Open questions for J
- What's the actual product requirement for classifications? If the answer is "I don't know yet," that's a strong vote for Option C.
- If classifications: who is the consumer? Staffer UI? Disparate-impact dashboard? An LLM context (NO — Phase 1.6 §3 forbids this)?
- If Option A: are we OK with
pip install deepfaceas a host requirement? Or does the operator-of-record need a containerized Python sidecar (which puts us close to where we were before 2026-05-02)? - If Option B: who is the model provenance signer? ⚖ counsel will want a chain of custody from the model author to the ONNX file on disk.
What this doc is NOT
- Not a final decision. The decision is J's after reading the options.

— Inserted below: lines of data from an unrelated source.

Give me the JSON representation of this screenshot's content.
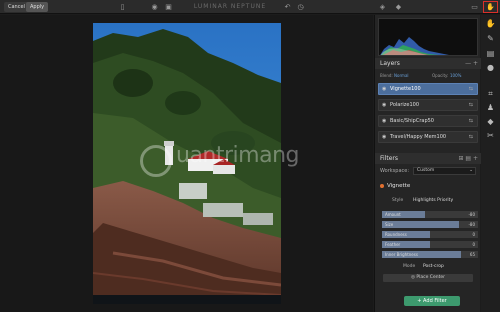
{
  "topbar": {
    "cancel_label": "Cancel",
    "apply_label": "Apply",
    "title": "LUMINAR NEPTUNE"
  },
  "watermark": {
    "text": "uantrimang"
  },
  "layers": {
    "title": "Layers",
    "blend_label": "Blend:",
    "blend_value": "Normal",
    "opacity_label": "Opacity:",
    "opacity_value": "100%",
    "items": [
      {
        "label": "Vignette100",
        "selected": true
      },
      {
        "label": "Polarize100",
        "selected": false
      },
      {
        "label": "Basic/ShipCrap50",
        "selected": false
      },
      {
        "label": "Travel/Happy Mem100",
        "selected": false
      }
    ]
  },
  "filters": {
    "title": "Filters",
    "workspace_label": "Workspace:",
    "workspace_value": "Custom",
    "filter_name": "Vignette",
    "style_label": "Style",
    "style_value": "Highlights Priority",
    "sliders": [
      {
        "label": "Amount",
        "value": "-80",
        "fraction": 0.45
      },
      {
        "label": "Size",
        "value": "-80",
        "fraction": 0.8
      },
      {
        "label": "Roundness",
        "value": "0",
        "fraction": 0.5
      },
      {
        "label": "Feather",
        "value": "0",
        "fraction": 0.5
      },
      {
        "label": "Inner Brightness",
        "value": "65",
        "fraction": 0.82
      }
    ],
    "mode_label": "Mode",
    "mode_value": "Post-crop",
    "place_center_label": "Place Center",
    "add_filter_label": "+ Add Filter"
  },
  "colors": {
    "accent": "#4c6e9c",
    "add_filter": "#3d9a6e",
    "highlight": "#d9302a"
  }
}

- Not a substitute for testing. Whichever option ships, the parity probe
subject_audit_parity.shmust continue to pass post-change (the audit chain is the BIPA-load-bearing surface; classifications are additive metadata). - Not the only Phase 1.6 work remaining. Counsel-side review of Gates 1/2/5 + the §2 attestation signature are the calendar bottleneck. Gate 3b is the engineering bottleneck.